Mesmo três meses após o encerramento da COP – a Conferência da ONU para o Clima -, Belém (PA) mantém os preços de aluguel residencial no topo do ranking nacional.
Desde novembro de 2025, quando o evento ocorreu, a cidade supera São Paulo nos custos de locação de imóveis, consolidando-se como a capital com os anúncios mais caros do país. Em janeiro de 2026, o valor médio por metro quadrado em Belém chegou a R$ 63,60. São Paulo registrou R$ 62,96, segundo o Índice FipeZap.
Alta impulsionada por restrição de oferta e demanda concentrada
Antes da COP, Belém já enfrentava uma restrição de oferta de novos imóveis. A dificuldade de encontrar terrenos bem localizados reduziu o ritmo de lançamentos, o que fortaleceu o aumento nos preços.
“A demanda está crescendo desde o pós-pandemia, mas são raros os terrenos bem localizados para novos empreendimentos, então os preços estão subindo em prédios antigos que estão em boas localizações”, afirma Fabrício de Menezes, sócio-fundador da Broker, em entrevista ao portal Metro Quadrado.
De acordo com o FipeZap, Belém foi galgando posições no ranking nacional desde meados de 2024, quando estava em sexto lugar. Em janeiro de 2025, alcançou a terceira posição; em abril, a segunda.
Os bairros mais consolidados, como Umarizal e São Brás, são os que mais influenciam a média de preços devido à infraestrutura de serviços e conveniência neles concentrada.
Efeito COP ainda pesa nos valores anunciados
Os anúncios temporários para hospedagem durante a COP também deixaram um legado no mercado, influenciando os preços convencionais, aponta Bruno Lopes, dono de uma franquia da Re/Max em Belém.
“Quem põe um imóvel para locação vai pesquisar os preços que estão sendo praticados, e muita gente se baseou nos anúncios para a COP”, pontua.
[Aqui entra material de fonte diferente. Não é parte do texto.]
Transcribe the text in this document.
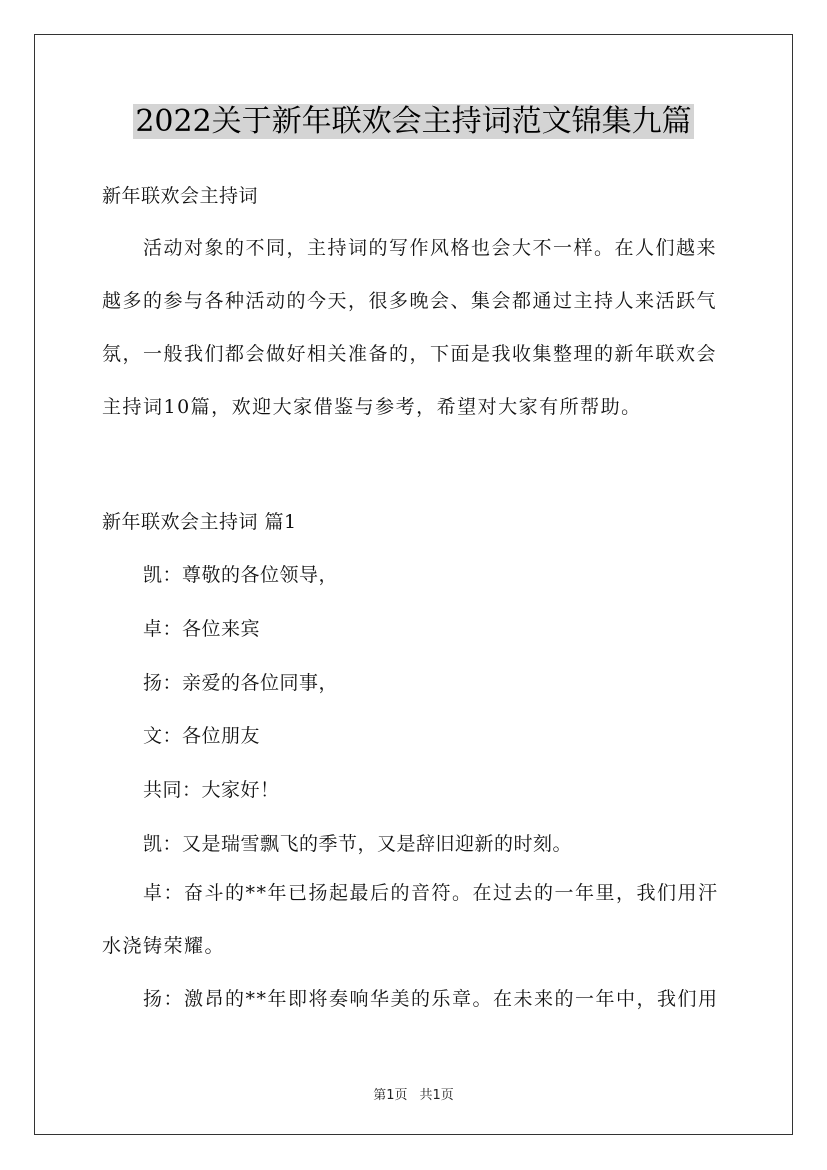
2022关于新年联欢会主持词范文锦集九篇
新年联欢会主持词
　　活动对象的不同，主持词的写作风格也会大不一样。在人们越来
越多的参与各种活动的今天，很多晚会、集会都通过主持人来活跃气
氛，一般我们都会做好相关准备的，下面是我收集整理的新年联欢会
主持词10篇，欢迎大家借鉴与参考，希望对大家有所帮助。
新年联欢会主持词 篇1
凯：尊敬的各位领导，
卓：各位来宾
扬：亲爱的各位同事，
文：各位朋友
共同：大家好！
凯：又是瑞雪飘飞的季节，又是辞旧迎新的时刻。
　　卓：奋斗的**年已扬起最后的音符。在过去的一年里，我们用汗
水浇铸荣耀。
　　扬：激昂的**年即将奏响华美的乐章。在未来的一年中，我们用
第1页 共1页
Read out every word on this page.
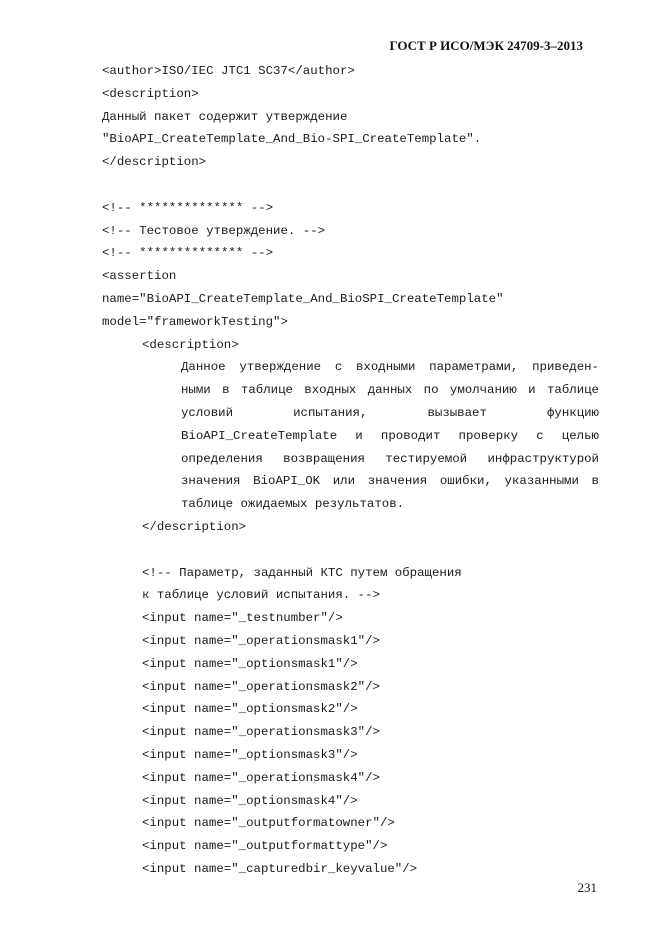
ГОСТ Р ИСО/МЭК 24709-3–2013
<author>ISO/IEC JTC1 SC37</author>
<description>
Данный пакет содержит утверждение
"BioAPI_CreateTemplate_And_Bio-SPI_CreateTemplate".
</description>
<!-- ************** -->
<!-- Тестовое утверждение. -->
<!-- ************** -->
<assertion
name="BioAPI_CreateTemplate_And_BioSPI_CreateTemplate"
model="frameworkTesting">
<description>
Данное утверждение с входными параметрами, приведен-
ными в таблице входных данных по умолчанию и таблице
условий испытания, вызывает функцию
BioAPI_CreateTemplate и проводит проверку с целью
определения возвращения тестируемой инфраструктурой
значения BioAPI_OK или значения ошибки, указанными в
таблице ожидаемых результатов.
</description>
<!-- Параметр, заданный КТС путем обращения
к таблице условий испытания. -->
<input name="_testnumber"/>
<input name="_operationsmask1"/>
<input name="_optionsmask1"/>
<input name="_operationsmask2"/>
<input name="_optionsmask2"/>
<input name="_operationsmask3"/>
<input name="_optionsmask3"/>
<input name="_operationsmask4"/>
<input name="_optionsmask4"/>
<input name="_outputformatowner"/>
<input name="_outputformattype"/>
<input name="_capturedbir_keyvalue"/>
231
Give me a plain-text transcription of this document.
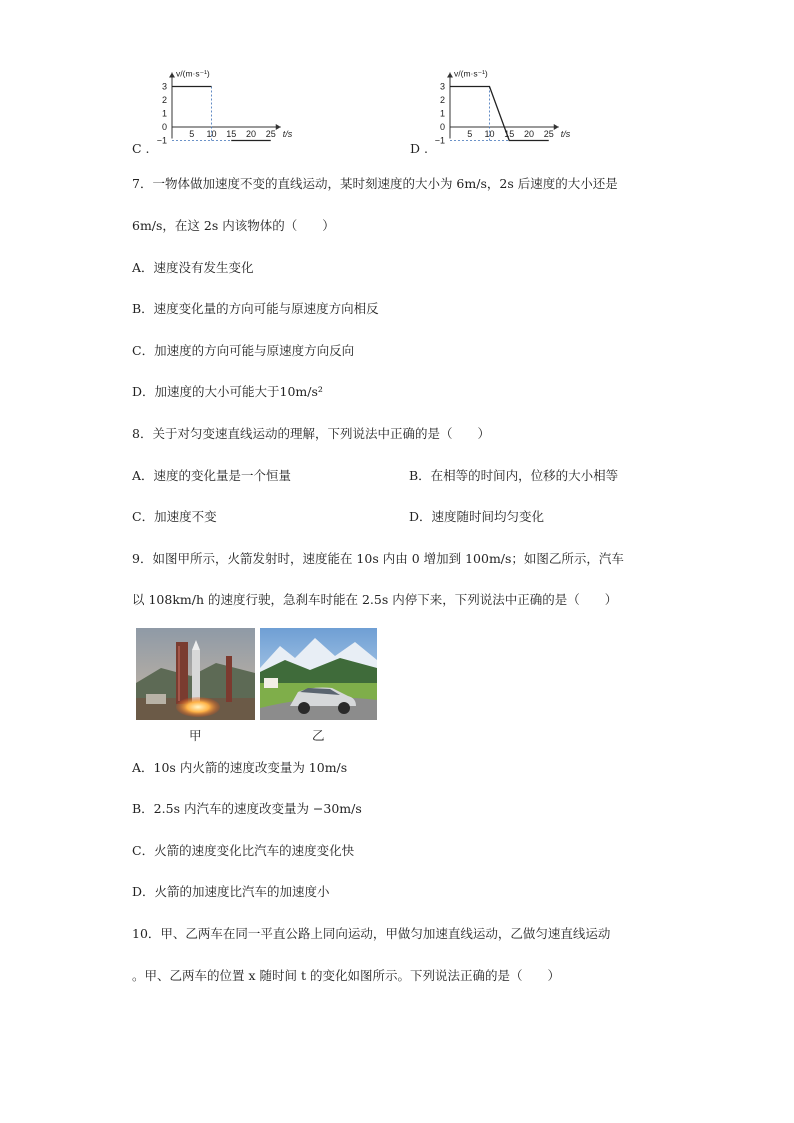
C .
v/(m·s⁻¹)
t/s
3
2
1
0
−1
5 10 15 20 25
D .
v/(m·s⁻¹)
t/s
3
2
1
0
−1
5 10 15 20 25
7．一物体做加速度不变的直线运动，某时刻速度的大小为 6m/s，2s 后速度的大小还是
6m/s，在这 2s 内该物体的（　　）
A．速度没有发生变化
B．速度变化量的方向可能与原速度方向相反
C．加速度的方向可能与原速度方向反向
D．加速度的大小可能大于10m/s²
8．关于对匀变速直线运动的理解，下列说法中正确的是（　　）
A．速度的变化量是一个恒量	B．在相等的时间内，位移的大小相等
C．加速度不变	D．速度随时间均匀变化
9．如图甲所示，火箭发射时，速度能在 10s 内由 0 增加到 100m/s；如图乙所示，汽车
以 108km/h 的速度行驶，急刹车时能在 2.5s 内停下来，下列说法中正确的是（　　）
甲	乙
A．10s 内火箭的速度改变量为 10m/s
B．2.5s 内汽车的速度改变量为 −30m/s
C．火箭的速度变化比汽车的速度变化快
D．火箭的加速度比汽车的加速度小
10．甲、乙两车在同一平直公路上同向运动，甲做匀加速直线运动，乙做匀速直线运动
。甲、乙两车的位置 x 随时间 t 的变化如图所示。下列说法正确的是（　　）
Entretanto, os valores finais negociados tendem a ser menores do que os anunciados, devido ao ajuste à realidade do mercado.
Ainda assim, os preços devem permanecer elevados por algum tempo. Segundo Lopes, a falta de novos empreendimentos para atender a alta demanda segue sendo um problema.
Ele acredita que dois fatores podem impactar positivamente a situação: a redução da taxa Selic, que estimula a compra de imóveis ao invés da locação, e a aprovação do novo Plano Diretor de Belém, que pode facilitar a construção em áreas com restrições urbanísticas. Até lá, a cidade deve continuar como referência nos custos altos de locação no Brasil.